David's Blog

Why I’m Buying SQQQ in a Down Market

By David Li on Friday, 13 April 2023
rbc stock analyzer

In today’s uncertain economic climate, many investors are looking for ways to protect their portfolios from market downturns. One strategy that I have decided to employ is buying the ProShares UltraPro Short QQQ (SQQQ) ETF.

SQQQ is a 3x leveraged inverse ETF that tracks the Nasdaq 100. This means that if the Nasdaq-100 falls by 1%, then SQQQ should rise by 3%. In other words, SQQQ seeks to return the exact results of the Nasdaq 100 index times negative three.

So why am I buying SQQQ in a down market? There are several reasons.

First and foremost, SQQQ provides an opportunity to profit from market downturns. When the stock market falls, traditional long-only investments such as stocks and mutual funds will also fall in value. However, because SQQQ is an inverse ETF, it will rise in value when the market falls. This can provide a hedge against losses in other parts of my portfolio.

Secondly, SQQQ provides leverage. Because it is a 3x leveraged ETF, it seeks to return three times the inverse of the daily performance of the Nasdaq-100. This means that if the Nasdaq-100 falls by 1% on a given day, then SQQQ should rise by approximately 3%. This leverage can magnify returns (or losses) and can provide an opportunity for greater profits (or losses) than would be possible with an unleveraged investment.

Of course, there are also risks associated with investing in SQQQ. Because it is a leveraged ETF, it can be more volatile than an unleveraged investment. Additionally, because it seeks to return the inverse of the daily performance of the Nasdaq-100 index times three, its returns may not match those of the index over longer periods due to compounding effects.

Faster, bigger interest rate hikes are raising the odds for a recession. Consumers could see interest rates on debt rise, layoffs, and more stock market losses. The Federal Reserve promises to do “whatever it takes” in its fight against soaring inflation.

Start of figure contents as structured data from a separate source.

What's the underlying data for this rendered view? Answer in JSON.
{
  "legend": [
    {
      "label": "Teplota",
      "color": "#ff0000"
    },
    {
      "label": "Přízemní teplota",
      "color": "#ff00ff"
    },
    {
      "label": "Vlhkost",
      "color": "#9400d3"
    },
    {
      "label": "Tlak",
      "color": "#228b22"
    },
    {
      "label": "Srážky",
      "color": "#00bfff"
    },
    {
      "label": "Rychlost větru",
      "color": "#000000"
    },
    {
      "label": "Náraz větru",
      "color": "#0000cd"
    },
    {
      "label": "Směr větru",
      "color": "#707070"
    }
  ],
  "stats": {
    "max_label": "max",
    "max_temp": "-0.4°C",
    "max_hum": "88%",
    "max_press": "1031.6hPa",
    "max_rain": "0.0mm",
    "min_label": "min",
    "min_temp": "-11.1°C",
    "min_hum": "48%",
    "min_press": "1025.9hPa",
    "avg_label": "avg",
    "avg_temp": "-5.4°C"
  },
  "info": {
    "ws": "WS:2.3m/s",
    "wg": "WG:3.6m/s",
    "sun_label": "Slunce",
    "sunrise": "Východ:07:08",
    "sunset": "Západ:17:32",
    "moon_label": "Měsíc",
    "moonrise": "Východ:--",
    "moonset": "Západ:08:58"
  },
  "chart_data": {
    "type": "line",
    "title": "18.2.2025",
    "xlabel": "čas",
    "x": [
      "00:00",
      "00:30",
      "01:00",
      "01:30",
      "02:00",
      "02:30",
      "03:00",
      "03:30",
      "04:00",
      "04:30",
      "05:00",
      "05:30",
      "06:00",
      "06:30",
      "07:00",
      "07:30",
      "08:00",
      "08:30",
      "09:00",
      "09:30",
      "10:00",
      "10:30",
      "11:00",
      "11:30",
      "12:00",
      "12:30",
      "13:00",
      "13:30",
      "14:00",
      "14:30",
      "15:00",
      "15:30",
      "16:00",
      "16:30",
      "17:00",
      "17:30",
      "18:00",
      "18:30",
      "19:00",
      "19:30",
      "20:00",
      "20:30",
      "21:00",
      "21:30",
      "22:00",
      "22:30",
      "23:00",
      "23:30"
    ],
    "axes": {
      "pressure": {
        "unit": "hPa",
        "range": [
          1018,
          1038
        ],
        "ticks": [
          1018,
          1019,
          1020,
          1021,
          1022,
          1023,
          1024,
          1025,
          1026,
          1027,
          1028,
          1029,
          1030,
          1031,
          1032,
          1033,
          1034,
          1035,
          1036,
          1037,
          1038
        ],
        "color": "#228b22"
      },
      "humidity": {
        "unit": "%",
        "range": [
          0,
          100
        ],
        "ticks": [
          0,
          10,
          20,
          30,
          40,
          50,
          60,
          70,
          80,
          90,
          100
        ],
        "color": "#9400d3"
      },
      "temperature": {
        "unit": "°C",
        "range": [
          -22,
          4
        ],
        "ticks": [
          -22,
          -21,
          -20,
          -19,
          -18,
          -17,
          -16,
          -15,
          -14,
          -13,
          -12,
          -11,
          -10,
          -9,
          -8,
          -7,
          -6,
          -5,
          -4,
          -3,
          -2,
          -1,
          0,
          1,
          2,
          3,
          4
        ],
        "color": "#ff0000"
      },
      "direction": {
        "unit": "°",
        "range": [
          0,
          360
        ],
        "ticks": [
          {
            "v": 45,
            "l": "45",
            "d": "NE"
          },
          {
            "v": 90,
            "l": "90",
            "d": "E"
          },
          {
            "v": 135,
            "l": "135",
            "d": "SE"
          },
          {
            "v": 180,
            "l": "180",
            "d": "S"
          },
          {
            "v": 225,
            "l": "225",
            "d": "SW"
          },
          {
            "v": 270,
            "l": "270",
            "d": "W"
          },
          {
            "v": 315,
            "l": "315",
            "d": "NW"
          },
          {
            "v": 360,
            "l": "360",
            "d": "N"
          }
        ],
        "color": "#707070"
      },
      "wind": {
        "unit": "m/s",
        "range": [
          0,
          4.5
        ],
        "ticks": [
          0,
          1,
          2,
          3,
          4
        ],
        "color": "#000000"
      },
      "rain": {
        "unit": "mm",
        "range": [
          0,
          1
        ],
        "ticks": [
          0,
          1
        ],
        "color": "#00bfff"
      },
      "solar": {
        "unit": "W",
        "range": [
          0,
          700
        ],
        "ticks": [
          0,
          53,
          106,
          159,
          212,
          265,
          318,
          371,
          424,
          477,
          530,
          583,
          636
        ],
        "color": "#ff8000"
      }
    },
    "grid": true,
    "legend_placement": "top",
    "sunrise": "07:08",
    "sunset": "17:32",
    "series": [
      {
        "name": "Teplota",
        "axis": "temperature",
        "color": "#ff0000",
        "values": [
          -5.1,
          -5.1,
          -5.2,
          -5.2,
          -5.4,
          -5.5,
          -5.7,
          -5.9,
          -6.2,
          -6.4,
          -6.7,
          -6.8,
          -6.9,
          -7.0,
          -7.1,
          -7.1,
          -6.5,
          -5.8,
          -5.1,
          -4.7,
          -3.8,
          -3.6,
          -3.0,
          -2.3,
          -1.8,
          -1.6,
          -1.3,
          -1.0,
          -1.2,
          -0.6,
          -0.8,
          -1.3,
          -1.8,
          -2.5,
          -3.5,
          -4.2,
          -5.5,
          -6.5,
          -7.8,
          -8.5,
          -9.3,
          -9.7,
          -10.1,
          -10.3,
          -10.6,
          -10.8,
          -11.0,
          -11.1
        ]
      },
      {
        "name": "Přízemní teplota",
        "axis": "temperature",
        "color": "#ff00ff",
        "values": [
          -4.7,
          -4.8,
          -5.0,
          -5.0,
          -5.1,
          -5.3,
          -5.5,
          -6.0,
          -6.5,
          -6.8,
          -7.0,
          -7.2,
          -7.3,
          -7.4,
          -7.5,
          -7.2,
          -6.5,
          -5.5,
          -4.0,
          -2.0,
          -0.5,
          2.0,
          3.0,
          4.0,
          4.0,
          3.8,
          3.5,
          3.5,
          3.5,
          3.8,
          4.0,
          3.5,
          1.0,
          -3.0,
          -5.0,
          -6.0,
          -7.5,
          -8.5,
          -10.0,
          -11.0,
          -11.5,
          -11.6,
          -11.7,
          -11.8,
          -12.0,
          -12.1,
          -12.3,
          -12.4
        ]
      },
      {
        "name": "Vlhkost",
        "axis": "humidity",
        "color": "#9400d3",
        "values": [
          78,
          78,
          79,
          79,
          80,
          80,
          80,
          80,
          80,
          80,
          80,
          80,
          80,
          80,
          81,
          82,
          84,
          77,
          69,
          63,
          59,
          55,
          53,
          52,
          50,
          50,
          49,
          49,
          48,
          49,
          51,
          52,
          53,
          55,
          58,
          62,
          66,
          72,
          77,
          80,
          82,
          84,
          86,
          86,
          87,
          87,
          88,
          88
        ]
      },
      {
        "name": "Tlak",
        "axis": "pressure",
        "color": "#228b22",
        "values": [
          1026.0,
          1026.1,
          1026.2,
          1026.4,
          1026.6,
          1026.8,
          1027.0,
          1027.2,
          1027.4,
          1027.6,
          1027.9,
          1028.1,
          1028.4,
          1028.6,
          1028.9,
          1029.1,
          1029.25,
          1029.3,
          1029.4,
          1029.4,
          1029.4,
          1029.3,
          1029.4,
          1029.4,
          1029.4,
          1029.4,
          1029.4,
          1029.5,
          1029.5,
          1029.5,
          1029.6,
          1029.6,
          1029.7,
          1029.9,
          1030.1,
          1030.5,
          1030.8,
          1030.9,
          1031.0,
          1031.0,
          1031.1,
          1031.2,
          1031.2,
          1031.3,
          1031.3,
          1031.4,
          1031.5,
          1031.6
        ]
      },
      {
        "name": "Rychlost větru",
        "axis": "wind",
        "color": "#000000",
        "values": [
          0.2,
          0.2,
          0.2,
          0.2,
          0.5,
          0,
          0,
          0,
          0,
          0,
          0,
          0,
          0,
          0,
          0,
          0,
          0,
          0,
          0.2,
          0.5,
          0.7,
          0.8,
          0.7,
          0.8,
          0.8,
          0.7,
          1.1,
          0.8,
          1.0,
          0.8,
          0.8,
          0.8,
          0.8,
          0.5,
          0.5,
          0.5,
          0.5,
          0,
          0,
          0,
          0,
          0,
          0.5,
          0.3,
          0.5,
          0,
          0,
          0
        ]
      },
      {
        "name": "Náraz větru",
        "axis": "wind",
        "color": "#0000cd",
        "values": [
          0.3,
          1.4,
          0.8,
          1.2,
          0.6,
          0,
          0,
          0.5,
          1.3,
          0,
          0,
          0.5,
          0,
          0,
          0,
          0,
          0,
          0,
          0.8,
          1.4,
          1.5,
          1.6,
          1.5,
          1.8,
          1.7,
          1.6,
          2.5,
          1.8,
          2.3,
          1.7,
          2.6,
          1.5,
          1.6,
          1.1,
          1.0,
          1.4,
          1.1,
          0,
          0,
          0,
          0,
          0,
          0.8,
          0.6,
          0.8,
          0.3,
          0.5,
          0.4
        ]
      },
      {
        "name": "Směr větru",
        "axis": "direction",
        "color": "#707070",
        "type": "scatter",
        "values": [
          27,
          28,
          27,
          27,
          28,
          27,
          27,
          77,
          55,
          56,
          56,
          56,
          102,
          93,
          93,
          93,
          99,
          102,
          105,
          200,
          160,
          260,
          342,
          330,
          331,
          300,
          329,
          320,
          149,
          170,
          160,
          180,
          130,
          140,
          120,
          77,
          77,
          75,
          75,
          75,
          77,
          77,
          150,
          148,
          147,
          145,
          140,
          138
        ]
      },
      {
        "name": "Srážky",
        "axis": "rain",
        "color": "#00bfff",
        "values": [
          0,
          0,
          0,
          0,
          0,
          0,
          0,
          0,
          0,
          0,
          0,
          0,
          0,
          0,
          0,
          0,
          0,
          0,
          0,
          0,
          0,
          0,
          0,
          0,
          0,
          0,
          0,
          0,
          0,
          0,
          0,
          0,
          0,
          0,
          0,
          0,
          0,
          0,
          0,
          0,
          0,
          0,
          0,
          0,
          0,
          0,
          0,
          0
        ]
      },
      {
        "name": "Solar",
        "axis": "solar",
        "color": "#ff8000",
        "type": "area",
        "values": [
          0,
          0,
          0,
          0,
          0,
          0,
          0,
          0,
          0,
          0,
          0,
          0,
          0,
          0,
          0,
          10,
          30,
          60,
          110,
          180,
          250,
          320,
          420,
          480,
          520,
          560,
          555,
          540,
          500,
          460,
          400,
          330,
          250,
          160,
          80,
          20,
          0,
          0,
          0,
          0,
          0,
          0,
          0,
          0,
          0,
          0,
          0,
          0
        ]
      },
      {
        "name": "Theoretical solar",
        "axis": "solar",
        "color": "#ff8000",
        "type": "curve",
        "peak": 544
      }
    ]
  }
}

In finance, headwinds refer to conditions that impede or inhibit progress and shares the same meaning for impacts to economies, industries, and individual companies. The factors that lead to a decrease in value or growth of the economy or the company are called headwinds.

From one perspective, there are two headwinds for markets over the next year: valuations and earnings expectations. Multiple compression – i.e., the price that an investor will pay for future earnings – is happening in markets.

Some investors believe that higher interest rates will force the stock market lower in the short term but will eventually lead to an economic boom. Others fear that raising interest rates will plunge the economy into a recession and possibly a stock market crash.

In conclusion, I believe that buying SQQQ in a down market can provide an opportunity to profit from market downturns and hedge against losses in other parts of my portfolio. However, it is important to carefully consider the risks associated with investing in SQQQ before making a decision. Because it is a leveraged ETF, it can be more volatile than an unleveraged investment. Additionally, because it seeks to return the inverse of the daily performance of the Nasdaq-100 index times three, its returns may not match those of the index over longer periods due to compounding effects.

It is also important to note that SQQQ is not intended for long-term buy-and-hold investing. It is designed to be used as a short-term trading tool and should be monitored closely.

In conclusion, while buying SQQQ in a down market can provide an opportunity to profit from market downturns and hedge against losses in other parts of my portfolio, it is important to carefully consider the risks associated with this investment strategy before making a decision.